Selon le rapport, plus de 3,4 milliards de personnes vivent aujourd’hui avec un trouble neurologique, qu’il s’agisse d’AVC, de démence, d’épilepsie, de neuropathies ou de paralysies cérébrales. Pourtant, dans de nombreux pays à revenu faible ou intermédiaire, on ne compte qu’un neurologue pour plusieurs millions d’habitants, et l’accès au diagnostic reste limité faute d’équipements, de spécialistes et de financement public.
L’OMS souligne que les maladies neurologiques constituent la première cause d’invalidité dans le monde et l’une des principales causes de mortalité, mais ne reçoivent ni l’attention politique ni les ressources accordées à d’autres pathologies chroniques. Dans 70 % des États membres, aucun plan national de santé publique n’inclut de stratégie spécifique pour la neurologie.
Le rapport met également en lumière :
Un déficit massif de formation médicale spécialisée ;
L’absence de données épidémiologiques fiables dans de nombreux pays ;
Une faible couverture en télémédecine, malgré son potentiel pour les zones rurales ;
Un accès inégal aux médicaments essentiels pour l’épilepsie, la sclérose en plaques ou la maladie de Parkinson.

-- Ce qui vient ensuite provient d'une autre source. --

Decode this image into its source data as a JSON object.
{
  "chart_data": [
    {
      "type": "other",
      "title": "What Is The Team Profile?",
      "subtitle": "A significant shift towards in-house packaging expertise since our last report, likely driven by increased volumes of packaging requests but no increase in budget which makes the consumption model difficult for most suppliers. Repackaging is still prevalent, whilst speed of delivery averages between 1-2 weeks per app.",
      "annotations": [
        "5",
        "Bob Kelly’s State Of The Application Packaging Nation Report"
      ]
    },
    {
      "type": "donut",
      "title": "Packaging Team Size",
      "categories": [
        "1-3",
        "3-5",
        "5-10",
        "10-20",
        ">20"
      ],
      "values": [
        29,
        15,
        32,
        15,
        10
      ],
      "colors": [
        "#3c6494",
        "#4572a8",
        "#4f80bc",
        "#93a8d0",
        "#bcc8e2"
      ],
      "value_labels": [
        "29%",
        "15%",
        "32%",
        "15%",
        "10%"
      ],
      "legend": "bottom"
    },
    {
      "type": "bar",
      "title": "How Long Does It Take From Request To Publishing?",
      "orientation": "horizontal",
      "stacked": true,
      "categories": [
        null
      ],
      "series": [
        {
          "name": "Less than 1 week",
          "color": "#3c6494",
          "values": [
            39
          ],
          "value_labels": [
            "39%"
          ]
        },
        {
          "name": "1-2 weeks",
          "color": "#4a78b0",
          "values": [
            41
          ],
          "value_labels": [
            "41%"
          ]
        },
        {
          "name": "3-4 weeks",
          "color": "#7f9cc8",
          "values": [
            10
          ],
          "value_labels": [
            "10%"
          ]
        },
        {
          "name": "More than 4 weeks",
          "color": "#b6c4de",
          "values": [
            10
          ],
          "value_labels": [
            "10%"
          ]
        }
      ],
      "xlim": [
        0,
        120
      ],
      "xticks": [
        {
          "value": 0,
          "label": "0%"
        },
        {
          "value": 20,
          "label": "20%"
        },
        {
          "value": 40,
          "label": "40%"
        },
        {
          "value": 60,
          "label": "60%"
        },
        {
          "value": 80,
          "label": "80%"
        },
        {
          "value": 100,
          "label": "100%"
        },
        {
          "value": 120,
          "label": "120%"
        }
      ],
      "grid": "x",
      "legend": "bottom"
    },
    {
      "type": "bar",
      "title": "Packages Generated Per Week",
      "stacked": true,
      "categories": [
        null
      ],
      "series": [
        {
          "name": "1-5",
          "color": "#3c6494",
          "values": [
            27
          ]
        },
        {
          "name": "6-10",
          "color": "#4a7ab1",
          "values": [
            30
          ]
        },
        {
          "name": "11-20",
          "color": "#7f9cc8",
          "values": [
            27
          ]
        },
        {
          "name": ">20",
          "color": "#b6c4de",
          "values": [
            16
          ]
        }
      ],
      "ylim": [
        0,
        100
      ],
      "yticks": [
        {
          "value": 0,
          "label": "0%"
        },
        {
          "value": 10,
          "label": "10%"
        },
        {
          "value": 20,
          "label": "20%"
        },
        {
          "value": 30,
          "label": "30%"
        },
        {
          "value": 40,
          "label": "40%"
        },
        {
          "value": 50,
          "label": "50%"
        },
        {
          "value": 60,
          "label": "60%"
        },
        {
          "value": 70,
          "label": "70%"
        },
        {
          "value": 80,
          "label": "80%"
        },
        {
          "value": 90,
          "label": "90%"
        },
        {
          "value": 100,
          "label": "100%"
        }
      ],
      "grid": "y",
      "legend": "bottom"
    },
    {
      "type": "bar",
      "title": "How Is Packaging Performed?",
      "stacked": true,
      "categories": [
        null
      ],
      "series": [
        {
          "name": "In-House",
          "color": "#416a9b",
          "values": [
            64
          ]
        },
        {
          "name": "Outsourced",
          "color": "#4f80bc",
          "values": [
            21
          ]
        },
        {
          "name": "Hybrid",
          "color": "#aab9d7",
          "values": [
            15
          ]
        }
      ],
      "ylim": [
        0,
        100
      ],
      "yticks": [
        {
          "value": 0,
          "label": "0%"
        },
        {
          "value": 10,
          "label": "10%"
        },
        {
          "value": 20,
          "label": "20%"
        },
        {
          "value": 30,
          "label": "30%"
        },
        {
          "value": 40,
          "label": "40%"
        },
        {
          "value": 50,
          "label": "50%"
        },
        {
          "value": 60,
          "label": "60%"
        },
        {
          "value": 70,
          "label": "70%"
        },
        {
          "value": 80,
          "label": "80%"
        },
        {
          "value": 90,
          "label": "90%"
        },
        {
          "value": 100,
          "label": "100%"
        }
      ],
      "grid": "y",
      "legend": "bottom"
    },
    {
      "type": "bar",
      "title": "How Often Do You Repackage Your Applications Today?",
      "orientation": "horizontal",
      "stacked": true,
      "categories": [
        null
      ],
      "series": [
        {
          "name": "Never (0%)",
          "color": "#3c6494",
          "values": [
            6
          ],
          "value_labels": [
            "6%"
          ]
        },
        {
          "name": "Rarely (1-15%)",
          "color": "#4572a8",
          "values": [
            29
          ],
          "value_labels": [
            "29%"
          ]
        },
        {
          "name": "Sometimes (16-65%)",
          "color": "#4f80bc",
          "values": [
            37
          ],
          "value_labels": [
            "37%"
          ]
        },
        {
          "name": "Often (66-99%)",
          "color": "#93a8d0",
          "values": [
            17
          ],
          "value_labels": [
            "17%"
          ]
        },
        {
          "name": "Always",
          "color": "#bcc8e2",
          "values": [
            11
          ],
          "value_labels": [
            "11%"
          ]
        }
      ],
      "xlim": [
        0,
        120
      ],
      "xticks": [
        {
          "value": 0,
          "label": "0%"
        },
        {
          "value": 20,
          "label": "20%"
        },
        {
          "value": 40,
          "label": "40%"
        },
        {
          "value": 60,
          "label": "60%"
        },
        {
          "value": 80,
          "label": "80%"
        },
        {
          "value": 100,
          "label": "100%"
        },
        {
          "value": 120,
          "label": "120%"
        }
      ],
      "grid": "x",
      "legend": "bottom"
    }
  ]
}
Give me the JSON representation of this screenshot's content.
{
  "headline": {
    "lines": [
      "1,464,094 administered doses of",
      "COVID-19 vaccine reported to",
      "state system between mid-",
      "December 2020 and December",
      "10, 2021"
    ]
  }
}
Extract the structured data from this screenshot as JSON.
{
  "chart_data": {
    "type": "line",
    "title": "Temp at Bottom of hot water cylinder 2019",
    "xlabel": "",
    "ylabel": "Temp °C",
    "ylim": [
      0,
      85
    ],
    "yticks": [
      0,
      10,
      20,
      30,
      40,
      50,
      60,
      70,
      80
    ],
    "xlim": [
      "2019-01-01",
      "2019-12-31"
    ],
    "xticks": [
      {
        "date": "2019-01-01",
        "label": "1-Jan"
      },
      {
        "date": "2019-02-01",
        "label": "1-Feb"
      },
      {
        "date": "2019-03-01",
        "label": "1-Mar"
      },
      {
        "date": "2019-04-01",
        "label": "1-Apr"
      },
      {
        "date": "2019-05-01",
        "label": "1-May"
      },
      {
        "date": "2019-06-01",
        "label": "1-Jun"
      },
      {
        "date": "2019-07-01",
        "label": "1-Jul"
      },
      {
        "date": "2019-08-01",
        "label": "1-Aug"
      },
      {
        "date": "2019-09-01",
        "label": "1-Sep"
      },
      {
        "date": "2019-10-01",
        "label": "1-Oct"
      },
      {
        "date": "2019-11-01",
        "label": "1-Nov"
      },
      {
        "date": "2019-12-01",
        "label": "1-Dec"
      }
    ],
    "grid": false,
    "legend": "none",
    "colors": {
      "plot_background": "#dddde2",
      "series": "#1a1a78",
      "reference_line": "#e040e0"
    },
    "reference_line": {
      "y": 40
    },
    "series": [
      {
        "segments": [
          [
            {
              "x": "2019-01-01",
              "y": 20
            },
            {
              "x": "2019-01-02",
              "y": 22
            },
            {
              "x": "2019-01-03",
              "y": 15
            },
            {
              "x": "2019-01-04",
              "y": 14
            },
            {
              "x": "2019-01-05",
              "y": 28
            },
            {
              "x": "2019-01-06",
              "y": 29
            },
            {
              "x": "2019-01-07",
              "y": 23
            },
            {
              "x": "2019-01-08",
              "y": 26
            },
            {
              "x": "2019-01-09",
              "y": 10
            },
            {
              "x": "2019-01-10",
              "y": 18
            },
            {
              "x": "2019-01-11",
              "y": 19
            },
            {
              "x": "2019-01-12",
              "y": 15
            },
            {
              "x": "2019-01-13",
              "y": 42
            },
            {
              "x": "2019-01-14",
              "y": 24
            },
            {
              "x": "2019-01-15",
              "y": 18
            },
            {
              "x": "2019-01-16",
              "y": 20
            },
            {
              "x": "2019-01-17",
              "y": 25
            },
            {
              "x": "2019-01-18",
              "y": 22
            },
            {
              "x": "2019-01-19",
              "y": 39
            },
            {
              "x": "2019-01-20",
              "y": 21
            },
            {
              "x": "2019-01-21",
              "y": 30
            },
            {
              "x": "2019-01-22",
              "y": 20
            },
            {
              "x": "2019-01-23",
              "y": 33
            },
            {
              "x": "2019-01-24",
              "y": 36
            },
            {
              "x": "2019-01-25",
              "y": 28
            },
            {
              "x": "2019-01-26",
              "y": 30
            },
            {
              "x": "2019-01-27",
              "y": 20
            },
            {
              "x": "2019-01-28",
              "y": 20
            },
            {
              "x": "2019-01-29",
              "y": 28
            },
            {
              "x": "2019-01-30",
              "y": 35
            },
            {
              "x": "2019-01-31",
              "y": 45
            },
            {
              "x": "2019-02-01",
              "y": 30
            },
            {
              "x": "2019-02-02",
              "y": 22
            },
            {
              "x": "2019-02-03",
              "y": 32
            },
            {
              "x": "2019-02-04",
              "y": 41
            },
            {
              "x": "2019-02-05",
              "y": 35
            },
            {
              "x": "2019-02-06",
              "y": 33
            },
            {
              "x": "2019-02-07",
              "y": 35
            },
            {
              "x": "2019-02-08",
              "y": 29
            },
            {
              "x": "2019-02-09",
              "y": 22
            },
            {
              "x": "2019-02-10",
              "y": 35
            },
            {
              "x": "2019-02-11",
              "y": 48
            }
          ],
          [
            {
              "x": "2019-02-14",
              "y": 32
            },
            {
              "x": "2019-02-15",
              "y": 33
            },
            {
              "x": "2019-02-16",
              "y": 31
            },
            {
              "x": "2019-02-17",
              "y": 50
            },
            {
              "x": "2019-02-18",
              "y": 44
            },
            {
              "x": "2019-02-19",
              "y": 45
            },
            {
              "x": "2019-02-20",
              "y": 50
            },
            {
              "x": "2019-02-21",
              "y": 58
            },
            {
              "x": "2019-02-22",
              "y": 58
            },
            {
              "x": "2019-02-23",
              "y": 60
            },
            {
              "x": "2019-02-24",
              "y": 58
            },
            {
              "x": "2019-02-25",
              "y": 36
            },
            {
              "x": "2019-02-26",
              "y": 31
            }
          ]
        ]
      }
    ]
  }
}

L’OMS appelle les gouvernements à intégrer d’urgence la neurologie dans leurs politiques nationales de santé, à former davantage de spécialistes et à renforcer les infrastructures hospitalières. L’organisation insiste sur le fait que le vieillissement démographique, l’urbanisation et les inégalités sociales accentuent la pression sur les systèmes de soins.
Un plan d’action mondial sera discuté début 2026 afin d’aider les pays à structurer des services neurologiques durables et accessibles, en combinant financement public, innovation technologique et coopération internationale.